Em outubro do mesmo ano Pin Ups foi lançado, coincidentemente no mesmo dia em que These Foolish Things chegou às lojas, causando grande alvoroço entre público e crítica. Na capa, Bowie aparece retratado ao lado da magérrima modelo Twiggy, uma espécie de Gisele Büdchen da época, que mesmo com uma aparência quase anoréxica foi a primeira grande top model a alcançar projeção internacional como celebridade. Twiggy conta que a foto seria usada na capa da Vogue Magazine, mas um dos diretores vetou-a porque nunca um homem aparecera na capa da famosa revista de moda, o que ela considerou uma burrice, já que provavelmente a revista iria vender em um mês mais do que em toda a sua existência. Enquanto a direção da revista se mantinha inflexível, Bowie decidiu usar a foto na capa de Pin Ups. Na contracapa, Bowie conta que escolheu algumas de suas músicas prediletas das bandas que ele ia aos shows em Londres entre 1964 e 1967, época em que tentava em vão o sucesso liderando os grupos The King Bees (1964) e Lower Third (1965).

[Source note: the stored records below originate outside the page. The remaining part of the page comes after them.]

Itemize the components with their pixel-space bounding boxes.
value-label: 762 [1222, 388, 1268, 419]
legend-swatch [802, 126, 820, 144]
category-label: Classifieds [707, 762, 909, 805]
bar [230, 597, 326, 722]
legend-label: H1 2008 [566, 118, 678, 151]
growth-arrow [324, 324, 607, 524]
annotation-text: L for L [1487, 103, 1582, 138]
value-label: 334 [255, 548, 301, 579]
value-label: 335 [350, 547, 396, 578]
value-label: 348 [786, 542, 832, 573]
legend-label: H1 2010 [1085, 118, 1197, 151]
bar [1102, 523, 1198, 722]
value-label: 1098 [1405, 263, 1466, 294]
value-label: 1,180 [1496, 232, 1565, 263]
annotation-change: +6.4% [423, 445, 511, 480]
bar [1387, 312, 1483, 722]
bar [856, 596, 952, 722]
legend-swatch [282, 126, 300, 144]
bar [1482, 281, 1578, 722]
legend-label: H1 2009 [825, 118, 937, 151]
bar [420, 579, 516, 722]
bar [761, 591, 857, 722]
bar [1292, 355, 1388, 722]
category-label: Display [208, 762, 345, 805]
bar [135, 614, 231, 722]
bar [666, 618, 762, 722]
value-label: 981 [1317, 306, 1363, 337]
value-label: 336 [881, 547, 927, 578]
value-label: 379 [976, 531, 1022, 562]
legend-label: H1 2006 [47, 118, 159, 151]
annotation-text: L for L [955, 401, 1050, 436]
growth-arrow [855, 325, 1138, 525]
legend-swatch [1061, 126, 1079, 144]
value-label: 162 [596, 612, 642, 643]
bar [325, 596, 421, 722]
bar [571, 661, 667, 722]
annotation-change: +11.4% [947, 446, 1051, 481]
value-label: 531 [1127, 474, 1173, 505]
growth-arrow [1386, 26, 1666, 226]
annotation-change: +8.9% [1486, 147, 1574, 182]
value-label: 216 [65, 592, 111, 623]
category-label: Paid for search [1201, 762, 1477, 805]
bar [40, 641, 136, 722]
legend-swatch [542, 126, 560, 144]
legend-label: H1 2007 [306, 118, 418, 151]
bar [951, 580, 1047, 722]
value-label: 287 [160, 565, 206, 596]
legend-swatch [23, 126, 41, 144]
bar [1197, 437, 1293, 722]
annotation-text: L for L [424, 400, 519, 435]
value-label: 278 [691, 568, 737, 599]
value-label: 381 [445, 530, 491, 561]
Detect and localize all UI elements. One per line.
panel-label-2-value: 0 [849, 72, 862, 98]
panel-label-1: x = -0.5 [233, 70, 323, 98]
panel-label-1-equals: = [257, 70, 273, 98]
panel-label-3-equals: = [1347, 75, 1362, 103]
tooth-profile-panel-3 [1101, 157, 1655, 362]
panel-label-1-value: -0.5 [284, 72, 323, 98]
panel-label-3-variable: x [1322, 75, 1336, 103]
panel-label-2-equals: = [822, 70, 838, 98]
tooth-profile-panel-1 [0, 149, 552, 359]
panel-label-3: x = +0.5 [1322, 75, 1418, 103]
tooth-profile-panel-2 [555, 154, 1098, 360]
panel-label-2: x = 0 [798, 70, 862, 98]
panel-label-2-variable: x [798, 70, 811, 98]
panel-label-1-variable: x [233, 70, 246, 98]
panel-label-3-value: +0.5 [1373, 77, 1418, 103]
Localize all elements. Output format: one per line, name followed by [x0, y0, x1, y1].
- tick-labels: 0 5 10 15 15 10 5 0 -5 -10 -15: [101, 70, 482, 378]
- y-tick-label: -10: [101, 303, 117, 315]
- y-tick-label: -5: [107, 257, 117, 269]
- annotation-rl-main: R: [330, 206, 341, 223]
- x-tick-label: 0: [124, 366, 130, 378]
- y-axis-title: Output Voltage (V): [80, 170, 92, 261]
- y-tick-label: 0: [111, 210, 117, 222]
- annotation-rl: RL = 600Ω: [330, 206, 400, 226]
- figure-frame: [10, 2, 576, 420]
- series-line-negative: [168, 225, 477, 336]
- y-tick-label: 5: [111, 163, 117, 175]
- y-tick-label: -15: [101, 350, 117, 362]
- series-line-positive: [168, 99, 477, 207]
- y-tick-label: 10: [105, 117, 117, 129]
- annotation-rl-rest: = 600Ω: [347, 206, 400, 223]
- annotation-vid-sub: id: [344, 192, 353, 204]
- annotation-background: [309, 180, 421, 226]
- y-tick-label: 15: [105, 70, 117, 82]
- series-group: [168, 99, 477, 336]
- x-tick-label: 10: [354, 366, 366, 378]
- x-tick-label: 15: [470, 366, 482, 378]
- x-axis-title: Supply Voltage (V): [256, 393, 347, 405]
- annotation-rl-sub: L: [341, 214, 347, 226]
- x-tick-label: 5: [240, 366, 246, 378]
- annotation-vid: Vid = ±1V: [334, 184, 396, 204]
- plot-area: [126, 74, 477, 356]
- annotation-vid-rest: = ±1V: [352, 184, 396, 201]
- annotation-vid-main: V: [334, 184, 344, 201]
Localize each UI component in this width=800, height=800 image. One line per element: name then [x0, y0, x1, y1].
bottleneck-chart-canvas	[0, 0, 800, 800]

A primeira faixa de Pin Ups, “Rosalyn”, já demonstrava que se tratava de um disco de rocks vigorosos. A música era do Pretty Things, que foi formado pelo guitarrista Dick Taylor, um antigo colega de escola de Keith Richards que fundou os Rolling Stones ao lado de Jagger e Richards. “Rosalyn” emenda sem intervalo em “Here Comes the Night” do grupo Them, que tinha como vocalista o baixinho Van Morrison, que em minha modesta opinião é um dos melhores cantores do planeta. O blues-rock “I Wish You Would”, dos Yardbirds, precede a surpreendente interpretação de “See Emily Play”, originalmente incluída em um dos primeiros singles do Pink Floyd. David Bowie por diversas vezes se declarou um grande fã de Syd Barrett, o louco mentor do Pink Floyd. Segue mais um rock eletrizante: “Everything’s Alright”, do obscuro grupo de Liverpool The Mojos. O lado 1 se encerra com uma versão bem mais lenta para a canção de Pete Townshend “I Can’t Explain”, em um arranjo diferente do The Who, mas não menos brilhante.

Hora de virar o disco e largar a agulha nos primeiros sulcos do lado 2. Ouve-se então uma empolgante versão de “Friday On My Mind”, maior sucesso da ótima banda Easybeats, que tinha como líder o guitarrista George Young, irmão mais velho dos guitarristas do AC/DC Malcolm e Angus. Segue a versão de “Sorrow” do The Merseys e “Don’t Bring me Down”, outra canção dos Pretty Things. A sequência final traz mais Yardbirds com “Shapes of Things” e mais The Who com “Anyway, Anyhow, Anywhere”, desta vez com o mesmo arranjo original do quarteto inglês, precedendo a última faixa, uma ótima versão para a música de Ray Davies “Where Have All the Good Times Gone”, sucesso dos Kinks.

David Bowie e banda ainda gravaram uma versão de “White Light, White Heat” de Lou Reed, que costumavam tocar ao vivo, mas a música ficou de fora de Pin Ups provavelmente por o Velvet Underground ser um grupo nova-iorquino e Bowie desejar dar ênfase às bandas inglesas.

Em 1990 um relançamento em CD remasterizado trouxe como bônus à inédita cover de “Growin’ Up”, de Bruce Springsteen, gravada na primeira sessão de Diamond Dogs, seu disco seguinte, com a participação do então guitarrista dos Faces, Ron Wood; e “Port of Amsterdam”, de Jacques Brel, que havia sido incluída no lado B do compacto “Sorrow”, em 1973.

Pin Ups é um discão de rock and roll. Não é exagero dizer que várias de suas canções foram imortalizadas em suas versões definitivas nesse LP, algumas até em detrimento às suas gravações originais.

Comentários

  1. Bela matéria para um belo disco. O último grande lançamento de Bowie antes de entrar em uma fase mágica, com álbuns fantásticos que vão de Young Americans a Scary Monsters. Parabéns!